The S&P climbed by 45 up to 5860, also its best close ever, led mainly by gains in the large technology stocks while the Nasdaq advanced by 160 up to 18, 502 led by NVDA which actually reached an intraday record all after its negative twists earlier in the summer plus AAPL and pathetic TSLA had the nerve to gain a point after its robotaxi destruction last week.

The Russell 2000 Index of small stocks got dragged higher by 14 to 2248 while the VIX eased back to 19.70 despite all of the Middle Eastern tensions.

The first two indices are coming off their fifth straight winning weeks and are on track for their longest weekly winning streaks of the year.

The gains followed relatively quiet trading in Europe, while the U.S. bond market remained closed for the day because of a holiday.

The strongest action in global markets came from China, where the finance minister gave plans for the world’s second-largest economy. The government is looking at additional ways to boost the economy but stopped short of unveiling a major new stimulus plan that investors were hoping for. This is the reason the group is selling off sharply once again today.

Crude oil prices, meanwhile, sank roughly 2% on worries about demand from China’s slowing economy.

Hopes for big stimulus in China have sent Chinese stocks sharply higher recently after they languished for years. But investors are skeptical about how much it can remake and restore the economy.

Besides oil, prices also fell for copper and other commodities that a healthy Chinese economy would devour. That helped drive down prices for miners, such as FMC, which fell 2.3% for one of the larger losses in the S&P.

BA lost in its first trading since they warned that it expects to report that it burned through $1.3 billion in cash during the latest quarter and lost $9.97 per share and also said it was laying off 10% of its workforce as it tries to deal with a labor strike that is crippling production of the company’s best-selling airline planes.

On the winning side was SOFI which rose by 11% after announcing a $2 billion loan platform agreement with investment firm Fortress Investment Group, where the company will refer pre-qualified borrowers.

LBPH soared by 52% after H. Lundbeck, a Danish company, said it would buy the biopharmaceutical company in an all-cash deal valuing it at $2.6 billion.

Analysts are looking for S&P companies to deliver overall growth of 4.1% in earnings per share for the latest quarter from a year earlier, according to FactSet. If they are correct, it would be a fifth straight quarter of growth.
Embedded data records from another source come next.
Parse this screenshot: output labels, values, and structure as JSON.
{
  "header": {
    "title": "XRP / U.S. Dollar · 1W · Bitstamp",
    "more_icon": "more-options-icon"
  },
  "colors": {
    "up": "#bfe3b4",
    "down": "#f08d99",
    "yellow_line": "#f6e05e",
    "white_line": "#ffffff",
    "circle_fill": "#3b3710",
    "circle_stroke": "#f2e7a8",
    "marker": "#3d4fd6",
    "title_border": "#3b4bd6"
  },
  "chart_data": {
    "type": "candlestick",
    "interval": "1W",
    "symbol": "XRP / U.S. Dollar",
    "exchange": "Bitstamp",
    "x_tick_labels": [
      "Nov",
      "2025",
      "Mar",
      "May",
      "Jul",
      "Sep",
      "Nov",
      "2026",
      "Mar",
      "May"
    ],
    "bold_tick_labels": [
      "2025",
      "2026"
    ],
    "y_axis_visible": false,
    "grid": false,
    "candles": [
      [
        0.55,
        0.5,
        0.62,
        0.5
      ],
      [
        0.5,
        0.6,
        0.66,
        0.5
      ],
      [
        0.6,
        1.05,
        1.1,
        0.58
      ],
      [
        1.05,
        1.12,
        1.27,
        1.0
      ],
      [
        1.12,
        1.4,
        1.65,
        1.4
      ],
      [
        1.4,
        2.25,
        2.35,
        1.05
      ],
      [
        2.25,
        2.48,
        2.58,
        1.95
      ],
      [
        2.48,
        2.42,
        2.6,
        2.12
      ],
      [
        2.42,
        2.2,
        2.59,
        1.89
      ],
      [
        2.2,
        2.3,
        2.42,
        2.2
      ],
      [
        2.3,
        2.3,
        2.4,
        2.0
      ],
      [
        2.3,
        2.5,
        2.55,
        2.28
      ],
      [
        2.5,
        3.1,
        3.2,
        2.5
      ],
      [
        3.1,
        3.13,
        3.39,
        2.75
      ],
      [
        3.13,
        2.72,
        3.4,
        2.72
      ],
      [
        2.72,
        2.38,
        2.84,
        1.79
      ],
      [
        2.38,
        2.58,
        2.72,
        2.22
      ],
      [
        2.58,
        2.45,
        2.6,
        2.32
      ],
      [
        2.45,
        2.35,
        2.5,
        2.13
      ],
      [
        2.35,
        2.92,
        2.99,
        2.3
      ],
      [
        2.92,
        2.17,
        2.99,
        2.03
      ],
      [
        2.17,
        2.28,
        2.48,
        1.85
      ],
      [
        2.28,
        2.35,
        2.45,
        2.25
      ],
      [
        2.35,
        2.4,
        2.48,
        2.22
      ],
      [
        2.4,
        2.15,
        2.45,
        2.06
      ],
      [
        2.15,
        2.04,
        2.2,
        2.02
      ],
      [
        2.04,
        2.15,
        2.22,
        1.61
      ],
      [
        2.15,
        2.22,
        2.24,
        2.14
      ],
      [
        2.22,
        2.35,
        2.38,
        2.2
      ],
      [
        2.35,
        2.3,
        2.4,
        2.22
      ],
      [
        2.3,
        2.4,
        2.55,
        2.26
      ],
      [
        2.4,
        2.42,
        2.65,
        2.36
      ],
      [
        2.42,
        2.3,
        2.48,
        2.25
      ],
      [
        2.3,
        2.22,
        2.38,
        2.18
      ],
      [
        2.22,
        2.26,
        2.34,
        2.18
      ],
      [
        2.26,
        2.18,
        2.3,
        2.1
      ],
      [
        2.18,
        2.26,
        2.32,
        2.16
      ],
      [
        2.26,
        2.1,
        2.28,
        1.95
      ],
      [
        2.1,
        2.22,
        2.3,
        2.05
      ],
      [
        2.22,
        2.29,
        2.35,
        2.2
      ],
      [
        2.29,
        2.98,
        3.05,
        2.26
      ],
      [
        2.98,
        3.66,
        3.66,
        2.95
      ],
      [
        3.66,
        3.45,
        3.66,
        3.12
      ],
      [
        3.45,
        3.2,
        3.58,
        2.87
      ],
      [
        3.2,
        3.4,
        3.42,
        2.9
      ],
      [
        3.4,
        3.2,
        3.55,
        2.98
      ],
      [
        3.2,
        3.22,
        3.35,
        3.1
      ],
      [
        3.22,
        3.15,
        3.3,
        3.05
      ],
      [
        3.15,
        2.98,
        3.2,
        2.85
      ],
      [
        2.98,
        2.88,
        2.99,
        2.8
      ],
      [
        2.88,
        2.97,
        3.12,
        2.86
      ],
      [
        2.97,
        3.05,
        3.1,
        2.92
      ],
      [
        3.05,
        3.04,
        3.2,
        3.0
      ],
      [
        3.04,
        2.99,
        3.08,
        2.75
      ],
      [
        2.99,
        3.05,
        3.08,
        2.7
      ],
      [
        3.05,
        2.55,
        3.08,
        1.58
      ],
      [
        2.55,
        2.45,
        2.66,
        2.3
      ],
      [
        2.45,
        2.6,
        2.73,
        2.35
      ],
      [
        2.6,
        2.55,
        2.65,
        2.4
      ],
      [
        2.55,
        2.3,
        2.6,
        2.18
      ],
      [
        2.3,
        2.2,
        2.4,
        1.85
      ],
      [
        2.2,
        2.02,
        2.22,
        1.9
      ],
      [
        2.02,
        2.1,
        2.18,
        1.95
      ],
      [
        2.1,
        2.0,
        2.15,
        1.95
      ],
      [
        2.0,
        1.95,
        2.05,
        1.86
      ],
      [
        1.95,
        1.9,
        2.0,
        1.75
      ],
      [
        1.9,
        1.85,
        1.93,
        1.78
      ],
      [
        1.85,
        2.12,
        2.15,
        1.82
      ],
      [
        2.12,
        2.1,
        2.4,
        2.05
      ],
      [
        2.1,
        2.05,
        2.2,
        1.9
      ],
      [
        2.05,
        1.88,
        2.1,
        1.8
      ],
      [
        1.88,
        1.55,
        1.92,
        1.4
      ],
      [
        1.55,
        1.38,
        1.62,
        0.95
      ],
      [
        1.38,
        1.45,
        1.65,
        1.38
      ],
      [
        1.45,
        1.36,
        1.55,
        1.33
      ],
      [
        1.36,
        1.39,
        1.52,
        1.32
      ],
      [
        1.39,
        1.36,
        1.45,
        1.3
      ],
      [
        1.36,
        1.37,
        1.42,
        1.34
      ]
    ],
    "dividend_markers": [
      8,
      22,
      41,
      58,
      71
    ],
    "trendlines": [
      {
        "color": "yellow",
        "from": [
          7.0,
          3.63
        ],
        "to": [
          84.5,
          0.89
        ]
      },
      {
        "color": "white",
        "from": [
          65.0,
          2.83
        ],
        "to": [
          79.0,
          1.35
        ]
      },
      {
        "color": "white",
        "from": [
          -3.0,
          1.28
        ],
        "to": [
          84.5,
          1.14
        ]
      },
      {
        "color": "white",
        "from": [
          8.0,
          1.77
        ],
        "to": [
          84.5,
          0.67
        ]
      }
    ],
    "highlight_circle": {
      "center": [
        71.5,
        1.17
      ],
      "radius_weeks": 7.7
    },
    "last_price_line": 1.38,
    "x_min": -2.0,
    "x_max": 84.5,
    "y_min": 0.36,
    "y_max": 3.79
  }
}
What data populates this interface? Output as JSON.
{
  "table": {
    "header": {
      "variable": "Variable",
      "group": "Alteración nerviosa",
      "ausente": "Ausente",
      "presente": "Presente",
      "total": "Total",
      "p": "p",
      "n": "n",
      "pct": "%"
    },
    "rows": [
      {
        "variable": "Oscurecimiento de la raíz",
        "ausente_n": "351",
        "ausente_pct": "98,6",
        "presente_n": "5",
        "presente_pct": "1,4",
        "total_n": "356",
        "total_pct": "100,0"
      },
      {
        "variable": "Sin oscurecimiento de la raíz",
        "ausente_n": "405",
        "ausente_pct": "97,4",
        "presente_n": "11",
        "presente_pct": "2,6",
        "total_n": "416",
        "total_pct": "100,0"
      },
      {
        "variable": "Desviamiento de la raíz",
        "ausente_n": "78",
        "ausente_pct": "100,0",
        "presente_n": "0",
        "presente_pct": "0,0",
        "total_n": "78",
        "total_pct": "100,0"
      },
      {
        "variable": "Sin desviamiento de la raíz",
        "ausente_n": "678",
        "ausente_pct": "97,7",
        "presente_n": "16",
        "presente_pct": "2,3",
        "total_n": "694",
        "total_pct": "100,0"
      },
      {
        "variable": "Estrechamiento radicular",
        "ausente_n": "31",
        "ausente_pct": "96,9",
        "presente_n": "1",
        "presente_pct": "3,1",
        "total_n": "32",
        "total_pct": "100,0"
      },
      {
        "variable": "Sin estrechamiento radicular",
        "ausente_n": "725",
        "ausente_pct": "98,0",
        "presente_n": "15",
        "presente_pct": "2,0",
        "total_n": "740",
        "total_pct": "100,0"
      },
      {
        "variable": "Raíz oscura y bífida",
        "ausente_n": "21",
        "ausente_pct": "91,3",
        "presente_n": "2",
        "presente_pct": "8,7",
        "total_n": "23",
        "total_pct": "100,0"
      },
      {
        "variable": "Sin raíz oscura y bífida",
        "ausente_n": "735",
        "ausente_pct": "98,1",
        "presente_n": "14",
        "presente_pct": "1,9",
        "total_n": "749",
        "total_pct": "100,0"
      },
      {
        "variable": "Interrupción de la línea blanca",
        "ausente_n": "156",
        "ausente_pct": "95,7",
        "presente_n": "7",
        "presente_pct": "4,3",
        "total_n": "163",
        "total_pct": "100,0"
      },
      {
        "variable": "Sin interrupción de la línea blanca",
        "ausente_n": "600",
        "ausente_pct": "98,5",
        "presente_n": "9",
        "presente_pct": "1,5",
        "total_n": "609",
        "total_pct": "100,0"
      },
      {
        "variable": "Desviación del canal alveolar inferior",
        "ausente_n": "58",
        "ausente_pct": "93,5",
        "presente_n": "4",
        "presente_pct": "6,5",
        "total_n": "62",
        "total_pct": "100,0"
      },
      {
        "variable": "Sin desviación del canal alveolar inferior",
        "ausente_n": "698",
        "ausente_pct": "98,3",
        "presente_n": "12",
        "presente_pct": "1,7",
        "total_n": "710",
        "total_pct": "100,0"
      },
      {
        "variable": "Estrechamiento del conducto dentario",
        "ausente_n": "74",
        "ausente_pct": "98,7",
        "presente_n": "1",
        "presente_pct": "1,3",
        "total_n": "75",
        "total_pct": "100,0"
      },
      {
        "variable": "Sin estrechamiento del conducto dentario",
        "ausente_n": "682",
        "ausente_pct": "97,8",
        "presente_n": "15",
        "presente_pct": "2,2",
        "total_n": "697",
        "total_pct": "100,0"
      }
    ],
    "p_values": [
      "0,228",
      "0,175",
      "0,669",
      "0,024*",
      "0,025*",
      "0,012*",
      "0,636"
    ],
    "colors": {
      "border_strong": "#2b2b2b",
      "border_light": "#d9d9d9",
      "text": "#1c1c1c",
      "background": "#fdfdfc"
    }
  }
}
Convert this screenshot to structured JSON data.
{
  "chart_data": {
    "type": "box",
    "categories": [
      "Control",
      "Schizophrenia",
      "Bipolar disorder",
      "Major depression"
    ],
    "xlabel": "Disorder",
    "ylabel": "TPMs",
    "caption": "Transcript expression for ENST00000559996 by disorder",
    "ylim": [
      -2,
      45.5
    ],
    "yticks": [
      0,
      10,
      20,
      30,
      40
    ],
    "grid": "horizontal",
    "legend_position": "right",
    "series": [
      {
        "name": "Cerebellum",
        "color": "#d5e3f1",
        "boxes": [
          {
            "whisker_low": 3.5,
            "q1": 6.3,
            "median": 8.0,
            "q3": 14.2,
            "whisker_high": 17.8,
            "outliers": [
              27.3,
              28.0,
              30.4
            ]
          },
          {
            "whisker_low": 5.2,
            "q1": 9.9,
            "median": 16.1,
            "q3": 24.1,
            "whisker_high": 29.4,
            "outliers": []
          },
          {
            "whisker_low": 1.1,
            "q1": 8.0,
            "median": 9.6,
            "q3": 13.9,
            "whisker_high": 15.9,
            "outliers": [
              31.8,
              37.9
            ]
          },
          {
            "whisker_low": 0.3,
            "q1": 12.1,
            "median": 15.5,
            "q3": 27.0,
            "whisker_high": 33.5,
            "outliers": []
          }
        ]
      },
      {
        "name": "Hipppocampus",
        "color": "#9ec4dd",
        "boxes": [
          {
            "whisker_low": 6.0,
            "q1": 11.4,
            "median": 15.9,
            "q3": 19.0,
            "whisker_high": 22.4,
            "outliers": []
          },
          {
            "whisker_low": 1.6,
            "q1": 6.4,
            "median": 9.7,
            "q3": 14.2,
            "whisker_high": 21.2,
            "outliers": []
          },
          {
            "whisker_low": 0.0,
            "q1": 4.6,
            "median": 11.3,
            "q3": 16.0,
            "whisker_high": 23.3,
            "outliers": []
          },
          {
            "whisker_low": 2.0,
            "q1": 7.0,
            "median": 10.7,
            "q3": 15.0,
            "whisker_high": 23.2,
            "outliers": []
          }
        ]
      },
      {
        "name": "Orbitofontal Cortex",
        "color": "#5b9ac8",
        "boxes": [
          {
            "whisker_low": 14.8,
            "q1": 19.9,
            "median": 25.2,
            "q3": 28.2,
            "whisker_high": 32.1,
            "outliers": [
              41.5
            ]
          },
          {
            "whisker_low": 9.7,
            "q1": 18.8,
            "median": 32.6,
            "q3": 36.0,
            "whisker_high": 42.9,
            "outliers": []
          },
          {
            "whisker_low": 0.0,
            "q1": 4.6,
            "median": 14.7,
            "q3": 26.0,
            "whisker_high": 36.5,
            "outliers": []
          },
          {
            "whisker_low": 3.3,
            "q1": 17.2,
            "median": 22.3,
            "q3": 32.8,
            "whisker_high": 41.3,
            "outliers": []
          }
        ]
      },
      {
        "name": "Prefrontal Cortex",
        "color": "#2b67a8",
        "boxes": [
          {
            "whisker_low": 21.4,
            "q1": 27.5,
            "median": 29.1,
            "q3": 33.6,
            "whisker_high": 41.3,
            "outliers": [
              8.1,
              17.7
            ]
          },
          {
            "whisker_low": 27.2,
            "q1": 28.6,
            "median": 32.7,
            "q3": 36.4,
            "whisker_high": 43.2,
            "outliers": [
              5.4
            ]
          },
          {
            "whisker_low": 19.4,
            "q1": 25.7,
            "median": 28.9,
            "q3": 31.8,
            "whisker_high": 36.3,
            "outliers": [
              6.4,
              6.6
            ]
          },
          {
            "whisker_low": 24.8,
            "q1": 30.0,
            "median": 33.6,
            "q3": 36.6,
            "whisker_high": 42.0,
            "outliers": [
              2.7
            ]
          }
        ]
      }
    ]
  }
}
Solid, continued growth in profits for companies would help tamp down criticism that’s built up about how expensive the broad stock market looks, after share prices ran higher faster than earnings.

Stocks have broadly rallied to records on relief that interest rates are finally heading backdown, now that the Federal Reserve has widened its focus to include keeping the economy moving instead of just fighting high inflation.

Recent reports showing a better economy have also raised optimism that the Fed can pull off a perfect landing where it gets inflation down to 2% without causing a recession that many had thought would be necessary.

This week starts the main part of 3Q earnings results with the following lineup: today - BAC, SCHW,C higher in addition to Dow component GS while JNJ and UNH are lower; tonight –PNC, JBHT and IBKR; Wednesday – DSC, MS and USB, ASML, ABT; Thursday – BLK, Truist, ISRG, NFLX and TWS and Dow component TRV on Thursday; Dow components AXP and PG plus SLB on Friday.

Economic reports will see: today – October N.Y. State Empire Manufacturing Survey fell by 11.9%Thursday – September retail sales, weekly jobless claims, September industrial production; Friday – September housing starts.